Jules Ladoumègue ne courra pas à Los Angeles. En mars 1932, il est radié par la Fédération française d'athlétisme pour «faits de professionnalisme». Dans un article joliment troussé, l'Echo de Paris du 6 mars ironise sur l'hypocrisie de la décision des pontes de l'athlétisme. «Ces chercheurs de poux dans la crinière des lions reprochent au grand champion d'avoir touché de ses mains un peu de l'argent que ses jambes faisaient gagner aux organisateurs de ses exhibitions. […] Ils n'ignorent certes que la plupart des athlètes – pour ne point écrire tous – qui atteignent à une notoriété comparable à celle de Ladoumègue deviennent de véritables attractions, "font recette" et, s'ils ne les sollicitent pas, se laissent gentiment octroyer, sous une étiquette plus ou moins hypocrite, des cadeaux qui ressemblent à s'y méprendre à des cachets.»
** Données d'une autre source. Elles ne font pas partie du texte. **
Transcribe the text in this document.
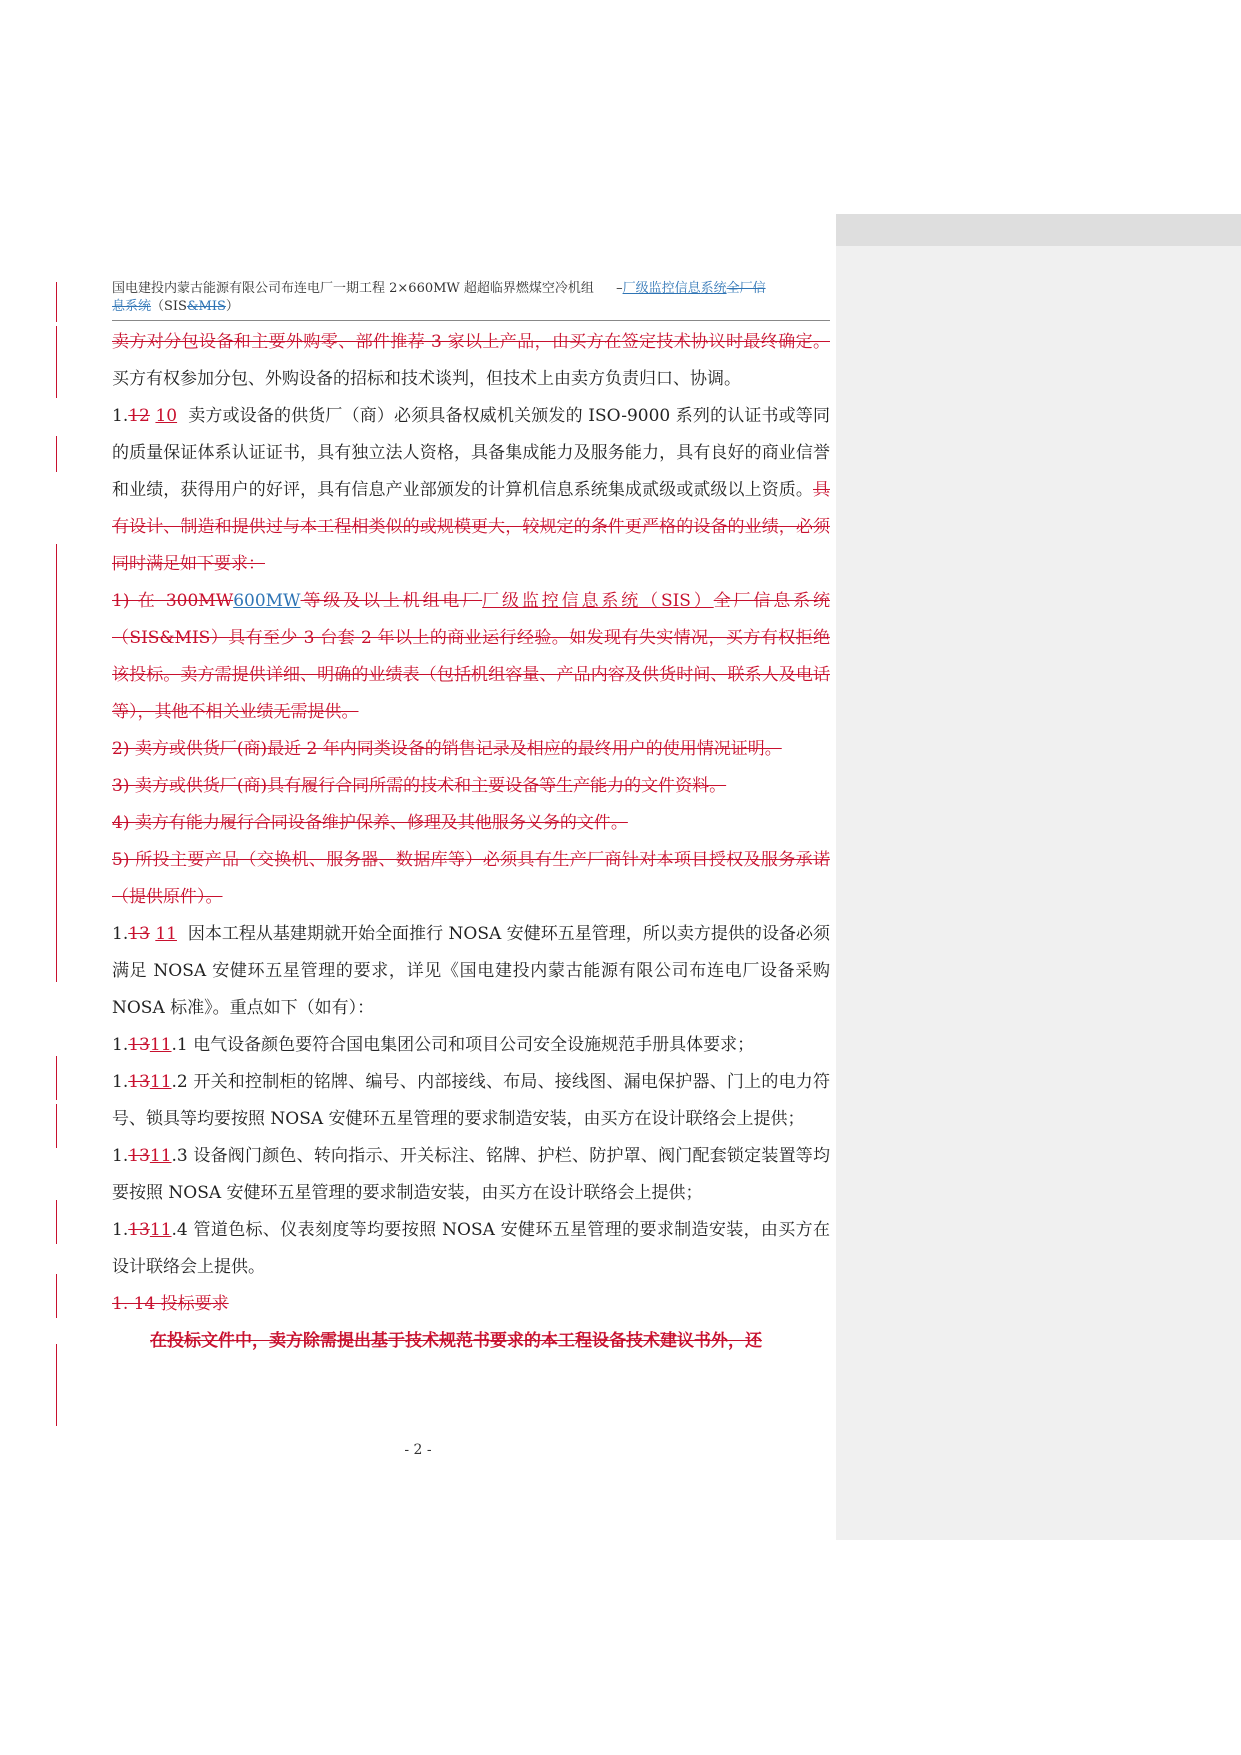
国电建投内蒙古能源有限公司布连电厂一期工程 2×660MW 超超临界燃煤空冷机组 –厂级监控信息系统全厂信
息系统（SIS&MIS）

卖方对分包设备和主要外购零、部件推荐 3 家以上产品，由买方在签定技术协议时最终确定。买方有权参加分包、外购设备的招标和技术谈判，但技术上由卖方负责归口、协调。

1.12 10 卖方或设备的供货厂（商）必须具备权威机关颁发的 ISO-9000 系列的认证书或等同的质量保证体系认证证书，具有独立法人资格，具备集成能力及服务能力，具有良好的商业信誉和业绩，获得用户的好评，具有信息产业部颁发的计算机信息系统集成贰级或贰级以上资质。具有设计、制造和提供过与本工程相类似的或规模更大，较规定的条件更严格的设备的业绩，必须同时满足如下要求：

1) 在 300MW600MW等级及以上机组电厂厂级监控信息系统（SIS）全厂信息系统（SIS&MIS）具有至少 3 台套 2 年以上的商业运行经验。如发现有失实情况，买方有权拒绝该投标。卖方需提供详细、明确的业绩表（包括机组容量、产品内容及供货时间、联系人及电话等），其他不相关业绩无需提供。

2) 卖方或供货厂(商)最近 2 年内同类设备的销售记录及相应的最终用户的使用情况证明。

3) 卖方或供货厂(商)具有履行合同所需的技术和主要设备等生产能力的文件资料。

4) 卖方有能力履行合同设备维护保养、修理及其他服务义务的文件。

5) 所投主要产品（交换机、服务器、数据库等）必须具有生产厂商针对本项目授权及服务承诺（提供原件）。

1.13 11 因本工程从基建期就开始全面推行 NOSA 安健环五星管理，所以卖方提供的设备必须满足 NOSA 安健环五星管理的要求，详见《国电建投内蒙古能源有限公司布连电厂设备采购 NOSA 标准》。重点如下（如有）：

1.1311.1 电气设备颜色要符合国电集团公司和项目公司安全设施规范手册具体要求；

1.1311.2 开关和控制柜的铭牌、编号、内部接线、布局、接线图、漏电保护器、门上的电力符号、锁具等均要按照 NOSA 安健环五星管理的要求制造安装，由买方在设计联络会上提供；

1.1311.3 设备阀门颜色、转向指示、开关标注、铭牌、护栏、防护罩、阀门配套锁定装置等均要按照 NOSA 安健环五星管理的要求制造安装，由买方在设计联络会上提供；

1.1311.4 管道色标、仪表刻度等均要按照 NOSA 安健环五星管理的要求制造安装，由买方在设计联络会上提供。

1. 14 投标要求

在投标文件中，卖方除需提出基于技术规范书要求的本工程设备技术建议书外，还

- 2 -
Même ton mordant dans Paris-Soir du 6 mars 1932 pour dénoncer la décision de la Fédération qui n'avait pas la moindre preuve assure le journal et devant laquelle Julot n'a pas pu se défendre, victime d'une panne de voiture. L'amateurisme n'est qu'hypocrisie pour les athlètes du niveau de Ladoumègue souligne le journal qui pense que la crise de puritanisme des Français va faire «bien rire à Berlin, Helsingfors, à Stockholm, à New York et ailleurs !». A Berlin justement, où, rapporte le correspondant du journal, la presse écrit : «Ladoumègue fait ce que tout le monde fait et la Fédération française se couvre de ridicule.»
Ladoumègue ira tout de même à Los Angeles. Comme journaliste pour l'Intransigeant. Il démarre son voyage pour la Californie gare Saint-Lazare ou une foule d'admirateurs est venue lui rendre hommage. Match du 26 juillet 1932 rapporte les propos de l'un d'eux, «jeune sportif échevelé» : «Ah il fallait que tu y ailles là-bas, Julot ! Quand il y aura un vainqueur olympique du 1500, il faut qu'on te voie, toi, au bord de la piste! Ça les fera réfléchir.»
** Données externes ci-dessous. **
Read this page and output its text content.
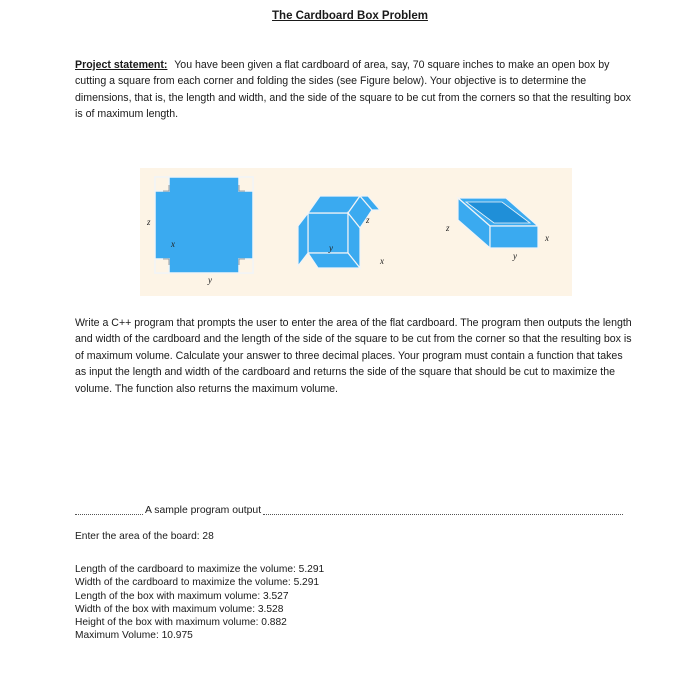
The Cardboard Box Problem
Project statement: You have been given a flat cardboard of area, say, 70 square inches to make an open box by cutting a square from each corner and folding the sides (see Figure below). Your objective is to determine the dimensions, that is, the length and width, and the side of the square to be cut from the corners so that the resulting box is of maximum length.
z
x
y
z
y
x
z
x
y
Write a C++ program that prompts the user to enter the area of the flat cardboard. The program then outputs the length and width of the cardboard and the length of the side of the square to be cut from the corner so that the resulting box is of maximum volume. Calculate your answer to three decimal places. Your program must contain a function that takes as input the length and width of the cardboard and returns the side of the square that should be cut to maximize the volume. The function also returns the maximum volume.
A sample program output
Enter the area of the board: 28
Length of the cardboard to maximize the volume: 5.291
Width of the cardboard to maximize the volume: 5.291
Length of the box with maximum volume: 3.527
Width of the box with maximum volume: 3.528
Height of the box with maximum volume: 0.882
Maximum Volume: 10.975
Privé de compétitions officielles, Ladoumègue participe à des exhibitions contre des chevaux ou effectue en URSS en septembre 1935, une tournée de propagande au cours de laquelle il est opposé aux coureurs soviétiques, raconte l'Excelsior.
En octobre 1935, la radiation de Ladoumègue est confirmée. Désespéré mais fier, l'athlète réagit dans Paris-Soir du 30 octobre : «J'ai besoin de courir, comme j'ai besoin de respirer. […] Sans doute me faudrait-il aller cirer les bottes de mes bourreaux pour obtenir leur clémence. Eh bien non !»
«Corrida»
Le 10 novembre un homme court seul de la Porte Maillot à la Place de la Concorde. Ou plutôt un homme est seul à courir. Car 400 000 personnes se massent le long des avenues de la Grande Armée et des Champs-Elysées. Pas d'adversaire pour Ladoumègue ce jour-là. Pas de chrono, seulement la mesure de sa popularité. Elle est immense. Paris-Soir, qui a contribué à l'organiser, consacre à l'événement un quart de sa une, la totalité de sa dernière page sous la forme de deux photos et une page à l'intérieur couronné de ce titre, «Paris a fêté Ladoumègue».
Le récit du journaliste chargé de suivre (en voiture) le coureur raconte l'inimaginable ferveur qui entoure Julot : «Dès la porte Maillot, la cohue était telle que le champion ne pouvait venir au départ. Chacun se disputait la joie de le porter en triomphe, chacun voulait lui serrer la main. L'enthousiasme était indescriptible. […] L'émotion bloquait sa poitrine, coupait ses jambes. Ses yeux étaient mouillés, ce n'était pas des larmes, c'était plus. C'était la reconnaissance éperdue de ce pauvre bougre issu de rien et que des centaines de milliers d'admirateurs venaient applaudir.[…] Mais quand Maurice Chevalier donna le départ, toute émotion disparut. C'est le propre de notre grand champion de ne plus penser qu'à la course quand le pistolet a claqué. Et ce fut la ruée, une ruée comme on ne pouvait l'imaginer. Quelque chose de surhumain. A travers la foule, Ladoumègue dut se frayer un passage. Devant lui, derrière lui, cyclistes, motocyclistes et automobilistes se livraient à la plus belle des "corridas". […] Et ce fut la descente des Champs-Elysées. L'enthousiasme se transforma en délire.» En dernière page, une photo montre la pagaille indescriptible place de la Concorde à l'arrivée du héros du jour. «Après l'arrivée le grand champion, nullement fatigué mais très ému, fut placé sur de solides épaules puis soustrait aux manifestations délirantes de ceux qui l'aiment et l'admirent. Ce fut vraiment l'apothéose de Jules Ladoumègue.» L'apothéose d'un homme simple qui voulait seulement courir.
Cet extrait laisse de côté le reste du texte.